Warm-blooded animals are those that can keep their body temperature higher than the temperature of their surroundings. Homeothermic species, in particular, regulate metabolic processes to maintain a stable body temperature. The only known living homeotherms are birds and mammals, with the Argentine black and white tegu being the only living homeothermic lizard. Homeotherms include extinct reptiles such as ichthyosaurs, pterosaurs, plesiosaurs, as well as some non-avian dinosaurs. Other species vary in their degree of thermoregulation.
Warm-bloodedness is an important mammal trait, but it’s unclear when our ancestors developed it. A new study published in Nature suggests that the size of tiny structures in a fossil animal’s inner ears can be used to determine its body temperature. The fluid in our ears becomes runnier at higher temperatures, so animals with warm bodies don’t need as big of canals for it to flow through. Turns out, mammal ancestors became warm-blooded nearly 20 million years later than previously thought.
One of the characteristics that distinguishes mammals is that we are warm-blooded; our bodies have high metabolisms that allow us to maintain our internal temperature regardless of our surroundings, as opposed to cold-blooded animals like lizards, which must bask in the sun. Only mammals and birds are warm-blooded among modern animals, and our ability to keep warm has allowed mammals to survive in icy weather and make long migrations.
However, it is unknown when mammals developed their high metabolisms. Scientists point to an unlikely source for determining when ancient mammal ancestors became warm-blooded in a new study published in Nature: the size of tiny structures in their inner ears.
It’s hard to tell whether a fossil animal was warm-blooded – we can’t take the temperature of a creature that lived hundreds of millions of years ago, and we can only guess at whether its behavior matched an active, warm-blooded metabolism or a slower cold-blooded one. But a team of researchers led by London’s Natural History Museum, the University of Lisbon’s Instituto Superior Técnico, and the Field Museum in Chicago realized that animals’ ears provide an indirect clue about their body temperatures.
One of paleontology’s great unsolved mysteries is the origin of mammalian endothermy. Many different approaches have been used to try to predict when it first evolved, but the results have frequently been ambiguous or contradictory.
Angielczyk
The ears of all vertebrate animals contain tiny canals filled with fluid that aid in balance. The viscosity, or runniness, of that fluid changes with temperature, and our inner ears have evolved different sizes to allow it to flow properly. Cold-blooded animals’ ear fluid is cooler and thicker, necessitating larger spaces for it to travel through, whereas warm-blooded animals’ ear fluid is runnier, necessitating smaller semicircular canals.
“Until now, semicircular canals were commonly used to predict the locomotion of fossil organisms. However, after carefully examining their biomechanics, we concluded that we could also use them to infer body temperatures” says Romain David, a post-doctoral researcher at the Natural History Museum and one of the study’s lead authors.
“This is because, like honey, the fluid contained inside semicircular canals gets less viscous when temperature increases, impacting function. Hence, during the transition to endothermy, morphological adaptations were required to keep optimal performances, and we could track them in mammal ancestors.”

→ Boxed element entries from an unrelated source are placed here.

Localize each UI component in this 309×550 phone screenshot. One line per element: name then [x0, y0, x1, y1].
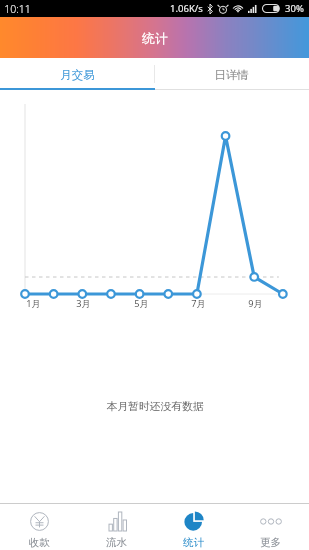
button[interactable]: 统计 — [155, 504, 232, 550]
staticText: 更多 — [260, 536, 281, 549]
button[interactable]: 更多 — [232, 504, 309, 550]
button[interactable]: 流水 — [78, 504, 155, 550]
staticText: 本月暂时还没有数据 — [106, 400, 204, 414]
staticText: 月交易 — [60, 68, 95, 82]
staticText: 流水 — [106, 536, 127, 549]
staticText: 10:11 — [4, 2, 31, 16]
staticText: 1月 — [26, 297, 41, 310]
staticText: 30% — [285, 2, 304, 15]
button[interactable]: 月交易 — [0, 58, 154, 90]
staticText: 统计 — [142, 30, 168, 46]
button[interactable]: 收款 — [0, 504, 78, 550]
staticText: 5月 — [134, 297, 149, 310]
button[interactable]: 日详情 — [154, 58, 309, 90]
staticText: 统计 — [183, 536, 204, 549]
staticText: 3月 — [76, 297, 91, 310]
staticText: 收款 — [29, 536, 50, 549]
staticText: 1.06K/s — [170, 2, 203, 15]
staticText: 日详情 — [214, 68, 249, 82]
staticText: 7月 — [191, 297, 206, 310]
staticText: 9月 — [248, 297, 263, 310]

The researchers compared the sizes of the inner ear canals of 341 animals, including 243 living species and 64 extinct ones, to track these evolutionary changes. They discovered that mammal ancestors did not develop the types of inner ear structures required for warm-blooded animals until 233 million years ago, nearly 20 million years later than scientists previously thought.
And, based on the appearance of different-sized semicircular canals in the fossil record, it appears that when mammal ancestors did evolve warm-bloodedness, it happened much faster than scientists had thought, around the same time that proto-mammals began to evolve whiskers, fur, and specialized backbones. The evolution of fur and warm-bloodedness at about the same time especially make sense because fur traps the body heat generated by a higher metabolism, helping keep the body at the high temperature it needs to thrive.
“Contrary to current scientific thinking, our paper surprisingly demonstrates that the acquisition of endothermy seems to have occurred very quickly in geological terms, in less than a million years,” says Ricardo Araújo, junior researcher at Instituto de Plasmas e Fusão Nuclear, Instituto Superior Técnico, University of Lisbon and one of the paper’s lead authors. “It was not a gradual, slow process over tens of millions of years as previously thought, but maybe was attained quickly when triggered by novel mammal-like metabolic pathways and origin of fur.”
Ken Angielczyk, the study’s senior author, expressed excitement about the study’s contribution to answering one of the longest-standing questions about the evolution of mammals.
“One of paleontology’s great unsolved mysteries is the origin of mammalian endothermy. Many different approaches have been used to try to predict when it first evolved, but the results have frequently been ambiguous or contradictory” Angielczyk, the MacArthur Curator of Paleomammalogy at the Field Museum, agrees. “We believe our method has real promise because it has been validated using a very large number of modern species, and it suggests that endothermy evolved at a time when many other features of the mammalian body plan were also falling into place,” the researchers write.